Já devia ser umas boas duas da tarde. O sol ameaçava invadir o quarto de luz e calor, mesmo com as janelas fechadas. Era como se ele dissesse "levante-se preguiçoso! Não é hora de dormir!". Não era mesmo. Mas eu não ligava, fui dormir tão tarde que merecia ficar na cama o dia todo se desejasse, era sábado, afinal.

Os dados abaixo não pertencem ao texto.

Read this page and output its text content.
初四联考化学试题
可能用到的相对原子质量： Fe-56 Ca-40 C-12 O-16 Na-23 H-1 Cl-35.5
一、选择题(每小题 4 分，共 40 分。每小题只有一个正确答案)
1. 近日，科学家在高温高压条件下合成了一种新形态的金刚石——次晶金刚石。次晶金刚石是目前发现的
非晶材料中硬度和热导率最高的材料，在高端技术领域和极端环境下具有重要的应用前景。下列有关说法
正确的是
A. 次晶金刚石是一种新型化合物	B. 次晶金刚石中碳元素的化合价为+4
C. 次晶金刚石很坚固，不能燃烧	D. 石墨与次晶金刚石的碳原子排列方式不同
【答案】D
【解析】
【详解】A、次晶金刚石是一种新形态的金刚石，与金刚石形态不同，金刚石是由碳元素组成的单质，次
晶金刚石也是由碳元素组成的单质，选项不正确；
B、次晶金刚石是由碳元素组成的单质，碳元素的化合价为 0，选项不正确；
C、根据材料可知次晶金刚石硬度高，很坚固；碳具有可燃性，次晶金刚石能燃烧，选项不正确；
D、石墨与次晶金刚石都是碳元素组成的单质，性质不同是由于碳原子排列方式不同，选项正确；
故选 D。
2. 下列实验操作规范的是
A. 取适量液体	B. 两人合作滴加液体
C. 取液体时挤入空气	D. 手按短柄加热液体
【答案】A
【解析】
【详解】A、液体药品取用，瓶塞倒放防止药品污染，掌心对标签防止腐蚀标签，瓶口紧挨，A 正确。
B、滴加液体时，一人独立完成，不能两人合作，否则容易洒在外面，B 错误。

Mas o ruído não deixava. Maldito som. O que, diabos, estavam fazendo no quarto ao lado? Tentei ignorar o barulho mais uma vez, tampando a cabeça com meu travesseiro e me enfiando embaixo das cobertas. Sem a luz e sem o som, finalmente consegui alcançar aquele estado entre o sono e a vigília, em que tudo parece um sonho ou uma alucinação.

Quando o som rastejante aumentou, não pude sufocar um grito de raiva. Taquei o travesseiro na parede e levantei num pulo, pronto para socar a cara de quem estivesse fazendo o ruído no quarto ao lado.

Senti o chão gelado da república com meus pés descalços, inquieto demais para procurar os chinelos. Andei até o corredor, vociferando resmungos e palavrões, ainda atordoado pelo sono e cambaleando um pouco.

Agarrei a maçaneta da porta entreaberta e a escancarei num puxão só, com os punhos cerrados, pronto para atacar o novato que me atormentava.

Mas não havia novato algum.

O que vi era repugnante. Por um momento, tive certeza de estar dentro de um pesadelo. Como poderia ser outra coisa?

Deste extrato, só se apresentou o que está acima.